Show de Antonelli e derrocada da Ferrari em Monza

Piloto da Mercedes teve a segunda maior escalada até a vitória na F1 e encerrou jejum de 60 anos sem um italiano vencer o GP da Itália
Foto: F1 / Divulgação
Antonelli comemora vitória histórica em Monza

“Kimi Antonelli fez história em Monza”. Certamente foi a frase mais lida e ouvida pelos fãs de Fórmula 1 desde a vitória épica no Grande Prêmio da Itália, no último domingo (6).

O jovem italiano, da Mercedes, largou da 19ª posição do grid por ultrapassar o limite de componentes do motor permitido pelo regulamento, e protagonizou a segunda maior escalada até a vitória na história da Fórmula 1. Com dezesseis voltas ele já estava em segundo, lutando pela vitória. Duas voltas depois, assumiu a liderança pela primeira vez.

Não é comum vencer na Fórmula 1 vindo tão de trás do grid. O recorde de maior escalada pertence ao irlandês John Watson, que venceu o GP dos Estados Unidos de 1983 após largar da 22ª posição. Watson também venceu em Detroit, em 1982, partindo de 17º, marca posteriormente igualada por Kimi Raikkonen, no Japão, em 2005, e Max Verstappen, em São Paulo, em 2024.

A terceira maior escalada pertence a Rubens Barrichello, em sua monumental vitória inaugural, quando largou de 18º e venceu seu primeiro Grande Prêmio, na Alemanha, em 2000.
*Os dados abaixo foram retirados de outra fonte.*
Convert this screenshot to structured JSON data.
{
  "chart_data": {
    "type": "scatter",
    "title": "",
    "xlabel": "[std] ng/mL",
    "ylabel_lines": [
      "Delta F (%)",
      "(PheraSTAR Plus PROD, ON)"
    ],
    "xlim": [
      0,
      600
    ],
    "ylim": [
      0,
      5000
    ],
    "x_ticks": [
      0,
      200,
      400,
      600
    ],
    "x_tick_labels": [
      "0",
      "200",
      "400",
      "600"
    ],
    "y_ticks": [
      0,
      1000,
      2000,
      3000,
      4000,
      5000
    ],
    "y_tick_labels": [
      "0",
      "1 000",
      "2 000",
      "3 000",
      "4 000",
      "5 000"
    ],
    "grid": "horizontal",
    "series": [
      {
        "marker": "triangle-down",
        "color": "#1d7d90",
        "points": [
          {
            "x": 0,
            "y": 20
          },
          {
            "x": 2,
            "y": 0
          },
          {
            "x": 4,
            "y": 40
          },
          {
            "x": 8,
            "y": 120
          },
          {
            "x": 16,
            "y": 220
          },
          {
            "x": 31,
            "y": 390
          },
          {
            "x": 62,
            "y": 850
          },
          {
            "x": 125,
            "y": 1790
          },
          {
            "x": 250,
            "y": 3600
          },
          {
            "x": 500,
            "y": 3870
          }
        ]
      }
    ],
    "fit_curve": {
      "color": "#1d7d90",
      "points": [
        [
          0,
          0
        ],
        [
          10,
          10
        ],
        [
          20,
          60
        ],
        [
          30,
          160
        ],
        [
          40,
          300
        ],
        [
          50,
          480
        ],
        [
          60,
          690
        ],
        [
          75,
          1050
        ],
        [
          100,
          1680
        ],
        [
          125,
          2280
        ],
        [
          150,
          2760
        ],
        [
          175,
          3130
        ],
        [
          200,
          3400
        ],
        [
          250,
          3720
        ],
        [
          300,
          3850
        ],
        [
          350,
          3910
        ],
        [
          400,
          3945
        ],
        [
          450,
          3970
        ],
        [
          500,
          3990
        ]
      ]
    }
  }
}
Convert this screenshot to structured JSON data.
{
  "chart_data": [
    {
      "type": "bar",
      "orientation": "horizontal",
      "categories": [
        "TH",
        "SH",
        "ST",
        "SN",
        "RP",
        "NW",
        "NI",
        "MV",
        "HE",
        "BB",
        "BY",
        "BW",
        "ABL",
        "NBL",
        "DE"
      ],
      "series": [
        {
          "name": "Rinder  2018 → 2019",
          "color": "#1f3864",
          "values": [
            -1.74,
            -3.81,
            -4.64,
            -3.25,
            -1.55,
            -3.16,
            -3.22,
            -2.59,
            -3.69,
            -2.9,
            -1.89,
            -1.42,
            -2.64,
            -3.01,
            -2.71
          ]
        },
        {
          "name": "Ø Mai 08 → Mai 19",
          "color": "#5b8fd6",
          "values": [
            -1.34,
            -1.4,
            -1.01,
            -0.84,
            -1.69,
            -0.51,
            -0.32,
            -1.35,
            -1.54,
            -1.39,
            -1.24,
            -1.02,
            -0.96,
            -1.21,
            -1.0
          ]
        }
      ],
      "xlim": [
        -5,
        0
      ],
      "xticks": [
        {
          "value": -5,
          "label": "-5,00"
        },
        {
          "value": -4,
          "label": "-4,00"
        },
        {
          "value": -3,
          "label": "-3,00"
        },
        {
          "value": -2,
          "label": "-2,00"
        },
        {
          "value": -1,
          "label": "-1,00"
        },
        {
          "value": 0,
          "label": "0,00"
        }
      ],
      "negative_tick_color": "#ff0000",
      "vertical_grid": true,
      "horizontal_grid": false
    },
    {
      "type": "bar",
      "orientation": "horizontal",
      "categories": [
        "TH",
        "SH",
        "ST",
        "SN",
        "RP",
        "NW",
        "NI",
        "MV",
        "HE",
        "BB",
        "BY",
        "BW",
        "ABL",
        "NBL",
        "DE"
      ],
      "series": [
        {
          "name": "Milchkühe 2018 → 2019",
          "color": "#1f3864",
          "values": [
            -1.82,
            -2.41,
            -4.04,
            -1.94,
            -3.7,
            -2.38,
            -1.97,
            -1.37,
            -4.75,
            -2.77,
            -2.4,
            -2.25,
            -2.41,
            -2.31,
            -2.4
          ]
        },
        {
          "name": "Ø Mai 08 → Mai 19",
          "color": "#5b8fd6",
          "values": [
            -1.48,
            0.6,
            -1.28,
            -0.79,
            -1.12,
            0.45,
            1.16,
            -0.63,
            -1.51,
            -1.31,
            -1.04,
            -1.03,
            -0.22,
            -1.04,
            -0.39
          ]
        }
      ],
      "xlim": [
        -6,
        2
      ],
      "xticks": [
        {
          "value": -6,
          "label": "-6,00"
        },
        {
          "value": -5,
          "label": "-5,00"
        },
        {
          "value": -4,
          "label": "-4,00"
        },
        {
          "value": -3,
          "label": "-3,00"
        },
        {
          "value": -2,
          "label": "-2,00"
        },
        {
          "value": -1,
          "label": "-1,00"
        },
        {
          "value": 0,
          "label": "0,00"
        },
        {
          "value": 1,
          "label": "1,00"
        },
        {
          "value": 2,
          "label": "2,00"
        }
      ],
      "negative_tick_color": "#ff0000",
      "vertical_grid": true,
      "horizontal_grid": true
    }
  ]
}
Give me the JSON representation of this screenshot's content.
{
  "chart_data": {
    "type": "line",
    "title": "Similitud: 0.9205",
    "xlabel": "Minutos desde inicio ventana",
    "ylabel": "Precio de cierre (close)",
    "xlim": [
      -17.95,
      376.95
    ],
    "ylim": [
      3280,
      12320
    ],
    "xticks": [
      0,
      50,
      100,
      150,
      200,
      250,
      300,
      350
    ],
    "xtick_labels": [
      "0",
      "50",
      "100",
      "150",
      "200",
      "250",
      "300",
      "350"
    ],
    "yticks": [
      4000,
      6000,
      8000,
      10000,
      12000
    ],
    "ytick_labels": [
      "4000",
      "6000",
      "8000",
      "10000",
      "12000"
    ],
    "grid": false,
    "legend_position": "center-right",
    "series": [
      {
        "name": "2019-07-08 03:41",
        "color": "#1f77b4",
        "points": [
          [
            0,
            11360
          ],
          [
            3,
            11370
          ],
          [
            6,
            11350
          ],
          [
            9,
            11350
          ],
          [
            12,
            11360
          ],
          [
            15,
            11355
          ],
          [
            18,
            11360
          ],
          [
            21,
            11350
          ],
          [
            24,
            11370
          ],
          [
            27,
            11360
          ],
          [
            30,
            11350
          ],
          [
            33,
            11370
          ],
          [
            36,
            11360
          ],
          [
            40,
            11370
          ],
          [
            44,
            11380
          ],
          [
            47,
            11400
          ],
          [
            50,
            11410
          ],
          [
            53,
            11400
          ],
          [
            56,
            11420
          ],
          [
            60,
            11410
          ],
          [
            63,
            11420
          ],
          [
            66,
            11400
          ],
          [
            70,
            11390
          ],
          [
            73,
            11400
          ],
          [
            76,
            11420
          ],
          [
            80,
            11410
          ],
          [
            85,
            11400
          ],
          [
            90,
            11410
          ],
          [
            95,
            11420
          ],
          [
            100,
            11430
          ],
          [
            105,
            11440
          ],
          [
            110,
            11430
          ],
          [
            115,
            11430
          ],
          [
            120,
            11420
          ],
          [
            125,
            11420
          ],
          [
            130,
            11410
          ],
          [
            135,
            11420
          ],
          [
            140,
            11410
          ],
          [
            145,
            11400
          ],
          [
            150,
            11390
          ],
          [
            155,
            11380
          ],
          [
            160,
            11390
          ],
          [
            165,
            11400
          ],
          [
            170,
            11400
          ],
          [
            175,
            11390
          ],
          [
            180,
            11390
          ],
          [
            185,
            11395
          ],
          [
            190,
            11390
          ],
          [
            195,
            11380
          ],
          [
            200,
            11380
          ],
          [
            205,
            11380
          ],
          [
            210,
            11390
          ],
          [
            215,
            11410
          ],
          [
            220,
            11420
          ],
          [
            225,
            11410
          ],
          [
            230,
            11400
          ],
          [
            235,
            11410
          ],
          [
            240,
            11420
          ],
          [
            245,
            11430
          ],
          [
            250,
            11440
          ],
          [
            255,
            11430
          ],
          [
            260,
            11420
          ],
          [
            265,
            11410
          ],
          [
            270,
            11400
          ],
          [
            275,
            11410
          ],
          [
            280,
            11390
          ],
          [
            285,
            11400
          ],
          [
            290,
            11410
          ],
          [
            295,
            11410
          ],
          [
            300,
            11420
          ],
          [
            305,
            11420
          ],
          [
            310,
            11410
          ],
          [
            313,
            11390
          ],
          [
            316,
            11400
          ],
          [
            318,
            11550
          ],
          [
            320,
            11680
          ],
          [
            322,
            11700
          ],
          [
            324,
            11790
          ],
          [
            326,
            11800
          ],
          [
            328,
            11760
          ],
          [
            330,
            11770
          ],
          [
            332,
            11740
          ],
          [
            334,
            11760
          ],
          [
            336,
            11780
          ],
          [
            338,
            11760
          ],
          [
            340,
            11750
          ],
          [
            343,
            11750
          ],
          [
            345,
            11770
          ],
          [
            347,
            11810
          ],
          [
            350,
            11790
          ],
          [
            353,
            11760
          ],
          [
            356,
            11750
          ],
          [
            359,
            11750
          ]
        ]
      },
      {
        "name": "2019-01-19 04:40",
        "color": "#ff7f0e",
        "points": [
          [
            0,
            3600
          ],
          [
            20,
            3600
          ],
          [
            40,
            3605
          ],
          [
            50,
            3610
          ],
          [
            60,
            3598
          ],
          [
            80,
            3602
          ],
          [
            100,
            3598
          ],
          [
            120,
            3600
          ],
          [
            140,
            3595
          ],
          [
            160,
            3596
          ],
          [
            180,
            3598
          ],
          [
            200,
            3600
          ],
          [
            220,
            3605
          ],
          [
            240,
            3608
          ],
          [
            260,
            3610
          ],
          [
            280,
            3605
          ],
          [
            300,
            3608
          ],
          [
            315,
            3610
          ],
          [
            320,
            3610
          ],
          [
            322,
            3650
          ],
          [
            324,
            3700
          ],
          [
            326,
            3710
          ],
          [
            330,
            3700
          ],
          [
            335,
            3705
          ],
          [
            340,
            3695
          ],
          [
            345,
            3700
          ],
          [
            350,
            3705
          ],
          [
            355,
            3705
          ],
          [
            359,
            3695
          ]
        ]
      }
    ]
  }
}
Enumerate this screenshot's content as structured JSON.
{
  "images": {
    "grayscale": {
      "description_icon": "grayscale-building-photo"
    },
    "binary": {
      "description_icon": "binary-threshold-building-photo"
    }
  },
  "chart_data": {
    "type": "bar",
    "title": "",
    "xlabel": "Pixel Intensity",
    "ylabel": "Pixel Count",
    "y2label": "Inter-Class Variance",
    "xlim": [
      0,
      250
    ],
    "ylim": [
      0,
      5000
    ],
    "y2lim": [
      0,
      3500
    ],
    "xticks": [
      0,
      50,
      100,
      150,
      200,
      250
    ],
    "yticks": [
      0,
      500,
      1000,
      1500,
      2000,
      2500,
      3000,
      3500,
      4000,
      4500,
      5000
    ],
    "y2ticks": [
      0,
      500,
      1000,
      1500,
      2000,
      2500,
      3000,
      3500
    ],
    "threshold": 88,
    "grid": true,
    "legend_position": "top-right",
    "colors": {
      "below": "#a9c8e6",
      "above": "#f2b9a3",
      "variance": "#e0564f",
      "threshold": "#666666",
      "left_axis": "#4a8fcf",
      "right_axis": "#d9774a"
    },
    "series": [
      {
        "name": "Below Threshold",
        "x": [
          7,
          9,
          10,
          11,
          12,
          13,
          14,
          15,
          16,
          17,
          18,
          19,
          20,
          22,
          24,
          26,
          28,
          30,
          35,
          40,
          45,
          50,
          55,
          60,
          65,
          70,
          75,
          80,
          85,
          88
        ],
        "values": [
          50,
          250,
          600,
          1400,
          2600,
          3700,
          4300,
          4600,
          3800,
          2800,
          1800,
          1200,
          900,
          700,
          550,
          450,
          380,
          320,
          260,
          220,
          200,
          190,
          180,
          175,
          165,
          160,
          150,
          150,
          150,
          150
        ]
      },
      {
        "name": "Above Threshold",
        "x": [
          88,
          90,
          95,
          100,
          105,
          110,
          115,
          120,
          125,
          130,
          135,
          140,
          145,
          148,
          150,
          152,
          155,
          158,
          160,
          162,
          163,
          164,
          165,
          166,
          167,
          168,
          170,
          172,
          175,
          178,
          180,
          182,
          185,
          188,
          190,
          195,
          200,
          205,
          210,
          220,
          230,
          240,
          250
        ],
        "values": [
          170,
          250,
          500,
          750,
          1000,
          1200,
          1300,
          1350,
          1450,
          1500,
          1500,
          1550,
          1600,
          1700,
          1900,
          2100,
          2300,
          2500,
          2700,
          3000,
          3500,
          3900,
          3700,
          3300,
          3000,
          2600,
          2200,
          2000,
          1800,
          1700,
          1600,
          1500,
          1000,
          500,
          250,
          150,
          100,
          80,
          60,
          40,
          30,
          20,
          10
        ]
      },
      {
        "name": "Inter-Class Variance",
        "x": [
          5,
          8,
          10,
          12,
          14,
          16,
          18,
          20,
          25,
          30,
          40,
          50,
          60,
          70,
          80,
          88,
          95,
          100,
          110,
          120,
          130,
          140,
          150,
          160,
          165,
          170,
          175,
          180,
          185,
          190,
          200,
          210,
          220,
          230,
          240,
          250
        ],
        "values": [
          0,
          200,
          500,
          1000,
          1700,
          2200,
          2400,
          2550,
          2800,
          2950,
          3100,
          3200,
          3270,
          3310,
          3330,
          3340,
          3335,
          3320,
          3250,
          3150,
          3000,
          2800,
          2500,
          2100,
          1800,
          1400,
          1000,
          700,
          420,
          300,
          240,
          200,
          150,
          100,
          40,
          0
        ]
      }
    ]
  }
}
Antonelli realizou 26 ultrapassagens — três delas sobre o companheiro de equipe e maior adversário na luta pelo título, George Russell. E, no único erro que cometeu durante as 53 voltas, teve a sorte de não ficar atolado na brita ao sair da pista quando dividiu a curva 2 com Russell. A sorte também esteve ao seu lado quando um safety car virtual (VSC), causado por Lance Stroll, contribuiu para que fizesse um pit stop para troca de pneus sem perder muito tempo.

É verdade que Antonelli dispôs de um motor novinho em folha, e isso faz diferença em uma pista veloz como Monza. Mas foi uma vitória mágica e esmagadora que, nas palavras do chefe da Mercedes, Toto Wolff, “mesmo que ele vença outras duzentas corridas, essa de Monza será sempre lembrada”.

O triunfo de Antonelli foi carregado de significados. Ele encerrou um jejum de 60 anos sem vitória de um italiano em Monza, desde a conquista de Ludovico Scarfiotti, em 1966, com a Ferrari. Foi também a 50ª vitória de um piloto italiano na Fórmula 1 — a sétima de Antonelli, que supera Riccardo Patrese e se isola como o segundo maior vencedor do país, atrás apenas de Alberto Ascari com 13. Será uma questão de tempo para se tornar o primeiro da lista. E, pela primeira vez desde Ascari, em 1953, um italiano sai de Monza como líder do campeonato.

Antonelli ampliou sua vantagem sobre Russell para 66 pontos (267 a 201). E deixou Russell desconcertado, tentando encontrar palavras para justificar o injustificável.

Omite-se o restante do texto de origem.